Gingrich: Why is Steve Bannon fighting Republicans when he could be fighting Democrats?

Eh, by this logic it was wrong for tea partiers to primary establishment Republicans in 2009-10. Every insurgent political movement answers this question the same way: “We can’t fight the enemy effectively until we install better generals of our own.” And every time, that answer is disingenuous. It’s not about appointing better generals to defeat the other side. That’s salesmanship. It’s about an ideological takeover of your own side. It’s a coup.

Still, it’s enjoyable watching Newt turn the logic of 2016 against Trump’s former chief strategist. The argument to Never Trumpers last fall was that it’s fine to have doubts about Trump but in the end defeating Democrats is the only thing that matters. Well, says Gingrich, the GOP has lots of plum opportunities to do that next year.

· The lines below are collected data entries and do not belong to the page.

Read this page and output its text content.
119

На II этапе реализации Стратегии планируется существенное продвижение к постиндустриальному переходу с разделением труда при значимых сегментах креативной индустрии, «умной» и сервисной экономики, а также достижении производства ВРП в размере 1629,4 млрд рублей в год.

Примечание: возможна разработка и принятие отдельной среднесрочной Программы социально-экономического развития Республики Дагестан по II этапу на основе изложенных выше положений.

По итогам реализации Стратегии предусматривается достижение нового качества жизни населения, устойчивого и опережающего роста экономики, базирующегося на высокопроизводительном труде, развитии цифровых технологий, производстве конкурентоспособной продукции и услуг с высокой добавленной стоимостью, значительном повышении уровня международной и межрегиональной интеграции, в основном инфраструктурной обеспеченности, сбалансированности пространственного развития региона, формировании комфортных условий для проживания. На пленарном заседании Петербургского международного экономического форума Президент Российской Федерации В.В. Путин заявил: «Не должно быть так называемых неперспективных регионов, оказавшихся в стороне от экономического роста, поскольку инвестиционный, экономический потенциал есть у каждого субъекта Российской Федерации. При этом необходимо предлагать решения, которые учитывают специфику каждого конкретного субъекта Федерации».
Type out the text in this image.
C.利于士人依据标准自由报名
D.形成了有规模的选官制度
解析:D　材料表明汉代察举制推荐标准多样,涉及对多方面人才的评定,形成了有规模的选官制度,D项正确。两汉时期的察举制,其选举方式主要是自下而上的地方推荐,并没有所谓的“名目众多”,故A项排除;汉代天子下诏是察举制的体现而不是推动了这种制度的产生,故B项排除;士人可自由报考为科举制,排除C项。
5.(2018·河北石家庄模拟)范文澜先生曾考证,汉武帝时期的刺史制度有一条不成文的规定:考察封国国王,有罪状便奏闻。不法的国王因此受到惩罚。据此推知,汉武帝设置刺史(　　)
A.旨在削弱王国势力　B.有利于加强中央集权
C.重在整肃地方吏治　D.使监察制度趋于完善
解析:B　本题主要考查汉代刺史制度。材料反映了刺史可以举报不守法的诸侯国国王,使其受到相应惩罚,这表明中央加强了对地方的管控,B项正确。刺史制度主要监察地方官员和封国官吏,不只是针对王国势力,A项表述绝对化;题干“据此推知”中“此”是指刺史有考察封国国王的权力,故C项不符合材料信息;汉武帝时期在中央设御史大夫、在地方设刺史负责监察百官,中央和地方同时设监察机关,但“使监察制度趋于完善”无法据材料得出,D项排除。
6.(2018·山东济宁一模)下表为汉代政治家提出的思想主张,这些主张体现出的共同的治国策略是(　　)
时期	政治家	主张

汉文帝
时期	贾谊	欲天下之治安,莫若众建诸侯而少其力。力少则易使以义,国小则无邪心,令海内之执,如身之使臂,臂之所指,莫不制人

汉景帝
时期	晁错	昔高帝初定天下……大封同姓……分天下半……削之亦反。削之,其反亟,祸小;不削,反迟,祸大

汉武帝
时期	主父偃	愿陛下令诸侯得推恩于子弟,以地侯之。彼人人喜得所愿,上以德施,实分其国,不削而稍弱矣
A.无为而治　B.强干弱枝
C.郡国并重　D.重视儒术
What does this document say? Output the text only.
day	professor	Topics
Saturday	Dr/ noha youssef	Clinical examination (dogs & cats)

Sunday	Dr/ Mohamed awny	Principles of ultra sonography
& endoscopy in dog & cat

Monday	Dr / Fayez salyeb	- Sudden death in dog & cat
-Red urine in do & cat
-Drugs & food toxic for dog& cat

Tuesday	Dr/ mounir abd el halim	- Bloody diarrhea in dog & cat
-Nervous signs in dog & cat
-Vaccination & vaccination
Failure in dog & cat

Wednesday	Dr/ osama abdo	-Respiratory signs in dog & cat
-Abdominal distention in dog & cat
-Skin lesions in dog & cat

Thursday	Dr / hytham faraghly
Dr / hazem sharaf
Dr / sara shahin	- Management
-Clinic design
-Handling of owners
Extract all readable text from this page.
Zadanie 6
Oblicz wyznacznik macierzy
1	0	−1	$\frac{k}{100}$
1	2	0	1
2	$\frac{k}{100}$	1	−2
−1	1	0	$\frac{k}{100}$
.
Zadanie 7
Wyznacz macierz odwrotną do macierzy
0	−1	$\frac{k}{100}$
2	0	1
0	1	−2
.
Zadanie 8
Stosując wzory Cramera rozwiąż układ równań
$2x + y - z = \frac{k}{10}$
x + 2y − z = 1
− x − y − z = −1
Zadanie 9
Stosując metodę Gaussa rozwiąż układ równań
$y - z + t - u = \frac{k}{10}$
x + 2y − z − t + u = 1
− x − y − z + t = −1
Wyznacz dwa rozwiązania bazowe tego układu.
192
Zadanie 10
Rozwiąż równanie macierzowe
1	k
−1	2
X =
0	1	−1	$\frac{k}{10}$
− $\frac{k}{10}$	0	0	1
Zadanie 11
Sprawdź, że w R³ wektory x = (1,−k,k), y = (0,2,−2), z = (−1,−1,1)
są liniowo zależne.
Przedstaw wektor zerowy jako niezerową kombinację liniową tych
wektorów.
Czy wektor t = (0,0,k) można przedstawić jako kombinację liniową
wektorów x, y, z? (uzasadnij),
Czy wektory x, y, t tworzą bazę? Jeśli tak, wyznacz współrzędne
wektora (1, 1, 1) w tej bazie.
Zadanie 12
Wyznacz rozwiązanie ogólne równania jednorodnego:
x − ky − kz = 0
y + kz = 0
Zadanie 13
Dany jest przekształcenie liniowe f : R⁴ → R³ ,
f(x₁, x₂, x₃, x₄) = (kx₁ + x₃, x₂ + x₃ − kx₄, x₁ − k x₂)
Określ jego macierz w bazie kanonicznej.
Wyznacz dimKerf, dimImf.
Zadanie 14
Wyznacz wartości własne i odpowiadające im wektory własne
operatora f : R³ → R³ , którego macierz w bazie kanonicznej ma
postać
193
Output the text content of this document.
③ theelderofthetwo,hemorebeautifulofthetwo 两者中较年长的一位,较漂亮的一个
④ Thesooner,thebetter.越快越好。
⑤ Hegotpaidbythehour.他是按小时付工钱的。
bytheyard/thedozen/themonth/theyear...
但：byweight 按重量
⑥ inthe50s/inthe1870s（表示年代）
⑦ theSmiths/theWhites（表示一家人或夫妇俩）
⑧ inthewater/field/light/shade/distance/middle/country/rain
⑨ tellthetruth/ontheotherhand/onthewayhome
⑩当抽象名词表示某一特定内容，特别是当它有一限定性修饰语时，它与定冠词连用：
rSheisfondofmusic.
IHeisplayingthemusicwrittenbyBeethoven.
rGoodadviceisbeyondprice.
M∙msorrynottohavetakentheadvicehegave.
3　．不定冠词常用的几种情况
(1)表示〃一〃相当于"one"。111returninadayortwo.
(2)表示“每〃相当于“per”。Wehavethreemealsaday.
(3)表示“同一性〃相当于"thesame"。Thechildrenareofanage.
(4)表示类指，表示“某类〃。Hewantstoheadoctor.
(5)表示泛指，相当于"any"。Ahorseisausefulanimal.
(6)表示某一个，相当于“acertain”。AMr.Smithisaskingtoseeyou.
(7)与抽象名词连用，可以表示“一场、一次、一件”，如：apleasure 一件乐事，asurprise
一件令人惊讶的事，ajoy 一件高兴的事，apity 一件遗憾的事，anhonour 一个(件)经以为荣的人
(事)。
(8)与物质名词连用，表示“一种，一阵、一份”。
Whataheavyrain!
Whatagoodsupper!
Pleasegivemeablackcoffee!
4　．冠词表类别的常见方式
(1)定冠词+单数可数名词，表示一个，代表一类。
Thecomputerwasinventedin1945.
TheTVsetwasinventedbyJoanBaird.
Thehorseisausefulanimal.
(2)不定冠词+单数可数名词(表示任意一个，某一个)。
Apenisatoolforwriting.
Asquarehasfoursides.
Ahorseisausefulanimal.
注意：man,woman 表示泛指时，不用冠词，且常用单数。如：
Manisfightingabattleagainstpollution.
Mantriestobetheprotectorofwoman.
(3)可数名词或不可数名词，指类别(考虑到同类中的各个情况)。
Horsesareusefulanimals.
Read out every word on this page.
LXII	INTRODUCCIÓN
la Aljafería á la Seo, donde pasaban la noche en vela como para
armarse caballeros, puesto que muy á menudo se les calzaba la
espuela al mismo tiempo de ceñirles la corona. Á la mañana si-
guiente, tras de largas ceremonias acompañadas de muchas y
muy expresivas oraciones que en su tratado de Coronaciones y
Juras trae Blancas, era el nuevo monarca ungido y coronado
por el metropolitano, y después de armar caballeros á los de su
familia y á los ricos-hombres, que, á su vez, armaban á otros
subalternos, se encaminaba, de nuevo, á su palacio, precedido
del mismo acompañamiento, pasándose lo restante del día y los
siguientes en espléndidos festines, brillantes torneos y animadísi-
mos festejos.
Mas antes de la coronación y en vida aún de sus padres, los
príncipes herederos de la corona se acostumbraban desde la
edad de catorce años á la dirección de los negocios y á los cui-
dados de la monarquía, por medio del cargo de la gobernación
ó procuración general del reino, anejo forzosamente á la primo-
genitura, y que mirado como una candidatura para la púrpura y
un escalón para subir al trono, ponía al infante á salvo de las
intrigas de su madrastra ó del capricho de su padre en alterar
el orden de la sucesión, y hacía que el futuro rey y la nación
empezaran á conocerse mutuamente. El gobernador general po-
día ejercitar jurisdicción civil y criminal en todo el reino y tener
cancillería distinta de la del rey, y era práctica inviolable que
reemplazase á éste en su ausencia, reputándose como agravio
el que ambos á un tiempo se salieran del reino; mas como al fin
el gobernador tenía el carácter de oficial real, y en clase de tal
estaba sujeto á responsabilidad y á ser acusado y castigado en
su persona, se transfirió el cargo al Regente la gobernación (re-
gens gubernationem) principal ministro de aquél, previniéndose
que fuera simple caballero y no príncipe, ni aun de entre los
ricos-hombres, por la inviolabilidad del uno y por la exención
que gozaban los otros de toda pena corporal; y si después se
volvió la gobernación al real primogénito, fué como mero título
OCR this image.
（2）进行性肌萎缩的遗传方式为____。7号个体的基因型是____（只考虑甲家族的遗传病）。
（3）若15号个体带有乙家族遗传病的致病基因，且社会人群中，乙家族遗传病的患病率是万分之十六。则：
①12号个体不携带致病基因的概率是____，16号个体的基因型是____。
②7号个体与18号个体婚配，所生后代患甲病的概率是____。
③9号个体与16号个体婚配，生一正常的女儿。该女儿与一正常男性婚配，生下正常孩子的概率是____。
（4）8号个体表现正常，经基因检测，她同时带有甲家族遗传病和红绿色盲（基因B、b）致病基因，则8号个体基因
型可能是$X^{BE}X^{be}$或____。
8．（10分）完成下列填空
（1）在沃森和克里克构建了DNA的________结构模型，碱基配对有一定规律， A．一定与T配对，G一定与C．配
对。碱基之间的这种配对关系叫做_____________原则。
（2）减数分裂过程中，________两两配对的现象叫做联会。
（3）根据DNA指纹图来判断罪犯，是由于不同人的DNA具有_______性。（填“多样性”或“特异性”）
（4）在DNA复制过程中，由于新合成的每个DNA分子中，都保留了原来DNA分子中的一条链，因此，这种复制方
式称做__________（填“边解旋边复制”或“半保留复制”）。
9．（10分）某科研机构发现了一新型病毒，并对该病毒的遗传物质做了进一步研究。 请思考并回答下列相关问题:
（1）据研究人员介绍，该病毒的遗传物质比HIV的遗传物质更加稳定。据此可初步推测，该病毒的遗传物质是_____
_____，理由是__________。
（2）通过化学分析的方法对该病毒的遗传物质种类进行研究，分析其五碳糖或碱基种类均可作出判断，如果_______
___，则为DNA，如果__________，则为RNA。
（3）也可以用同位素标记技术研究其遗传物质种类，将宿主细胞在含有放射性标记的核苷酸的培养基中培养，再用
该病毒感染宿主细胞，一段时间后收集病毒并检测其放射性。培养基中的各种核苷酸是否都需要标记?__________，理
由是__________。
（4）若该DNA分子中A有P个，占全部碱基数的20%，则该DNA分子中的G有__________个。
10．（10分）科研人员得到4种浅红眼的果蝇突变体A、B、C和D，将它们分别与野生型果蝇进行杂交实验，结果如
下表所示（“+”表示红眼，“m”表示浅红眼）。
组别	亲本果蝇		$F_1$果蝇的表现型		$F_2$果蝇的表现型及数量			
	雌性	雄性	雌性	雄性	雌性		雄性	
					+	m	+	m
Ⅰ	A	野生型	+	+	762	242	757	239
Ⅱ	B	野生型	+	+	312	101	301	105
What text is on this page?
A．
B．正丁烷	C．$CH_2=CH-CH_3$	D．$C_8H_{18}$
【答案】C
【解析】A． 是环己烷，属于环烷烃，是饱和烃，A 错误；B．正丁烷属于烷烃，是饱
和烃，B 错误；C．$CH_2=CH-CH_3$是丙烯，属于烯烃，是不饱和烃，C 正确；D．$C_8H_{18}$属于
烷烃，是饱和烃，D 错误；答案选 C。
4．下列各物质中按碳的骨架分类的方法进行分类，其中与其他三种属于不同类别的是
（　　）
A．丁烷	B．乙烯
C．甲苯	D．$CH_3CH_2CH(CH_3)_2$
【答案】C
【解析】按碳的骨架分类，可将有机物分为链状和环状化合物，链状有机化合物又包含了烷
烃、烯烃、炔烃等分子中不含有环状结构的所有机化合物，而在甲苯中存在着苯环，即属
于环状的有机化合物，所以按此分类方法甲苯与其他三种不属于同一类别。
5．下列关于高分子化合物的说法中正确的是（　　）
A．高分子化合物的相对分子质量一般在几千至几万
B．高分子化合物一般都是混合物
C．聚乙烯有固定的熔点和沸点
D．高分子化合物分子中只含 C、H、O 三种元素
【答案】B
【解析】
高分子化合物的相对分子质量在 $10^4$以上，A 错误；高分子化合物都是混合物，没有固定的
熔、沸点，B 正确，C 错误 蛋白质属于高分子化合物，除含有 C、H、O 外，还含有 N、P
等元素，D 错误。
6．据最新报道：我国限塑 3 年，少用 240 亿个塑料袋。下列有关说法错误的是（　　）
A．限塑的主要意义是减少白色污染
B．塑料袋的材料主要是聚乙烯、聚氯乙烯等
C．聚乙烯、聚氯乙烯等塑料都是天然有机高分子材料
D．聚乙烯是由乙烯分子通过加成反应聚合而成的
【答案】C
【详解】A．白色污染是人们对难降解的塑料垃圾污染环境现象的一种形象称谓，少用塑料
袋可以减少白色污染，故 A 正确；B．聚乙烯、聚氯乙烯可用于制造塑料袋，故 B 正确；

Why waste time and money in the primaries trying to bump off literally every Republican incumbent except Ted Cruz instead of focusing on the many red-state Democrats who are ripe for the picking?

Bannon’s entry into the Arizona race on behalf of Kelli Ward, of all people, is especially baffling:

Steve Bannon on Tuesday rallied Arizona’s conservative grass-roots activists on behalf of Kelli Ward’s insurgent Republican campaign against GOP incumbent Sen. Jeff Flake. It was the biggest indicator to date that the allies of President Donald Trump are settling on Ward as their preferred challenger to Flake.

Bannon, Trump’s controversial former White House strategist and the man many credit with his unlikely victory in the presidential race, ripped Senate Majority Leader Mitch McConnell, R-Ky., and vowed that the Republican elite are destined to “reap the whirlwind” and “that whirlwind is Kelli Ward.”

Ward is seen as sufficiently fringy even within the White House that Trump was left trying to recruit a more mainstream challenger to his nemesis, Jeff Flake. Either she’s built up enough momentum that it’s too late for the other contenders to jump in now or those other contenders all passed on running for their own reasons — which would be surprising, given how vulnerable Flake is. Bannon himself was reportedly hunting around for an alternative to Ward before taking the plunge yesterday. Flake’s polling in Arizona is so poor that it’s entirely plausible that Ward will win the primary; what’ll be harder and more threatening to Bannon will be defeating Dem Rep. Kyrsten Sinema in the general. Arizona’s a red state but not as red as it used to be and Ward won’t have the advantage of incumbency that Flake has. If Bannon and Ward bump off Flake only to fumble away the seat to Sinema, Newt will be back on Fox calling the primary effort ill-advised and self-defeating. Bannon’s only defense will be that Flake probably would have lost to Sinema too. Probably.

Gingrich ends up making the same point I’ve made about the Bannon push: In the end, for all the grumbling about Trump from the likes of Flake and Sasse, nearly the entire caucus votes with the president nearly all the time. Even Flake has been a reliable vote for Trump so far. The four “problem” senators, Collins, Murkowski, McCain, and Paul, aren’t up next fall so Bannon is left trying to whip up populist rage against a crowd of Republicans who are already doing pretty much everything they can do to rubber-stamp POTUS’s agenda. That’s what Newt doesn’t understand — if they’re voting the right way, why is it urgent to unseat them?

The answer, of course, is that Bannon isn’t interested in how they’re voting, he’s interested in turning the GOP into something like an American National Front. Gingrich is a conservative, Bannon is a nationalist. Gingrich is a Trumpist, Bannon is a populist. Newt’s happy if Trump is getting his agenda passed, Bannon’s happy if Trump is getting a *populist* agenda passed. In the end, I wonder if Bannon really considers Democrats “the enemy” as much as he does establishment Republicans. He’s closer to Democrats in important ways, supporting government stimulus, favoring tax hikes on the rich, and so on. If he can clear out some conservatives and moderates from the congressional GOP and replace them with nationalists, he’ll have a party that’s more to his liking on immigration *and* on fiscal issues.

Which is to say, Newt is treating this as some sort of family quarrel. It isn’t. It really is war, as Bannon always says. I hope Gingrich realizes which side he’s on.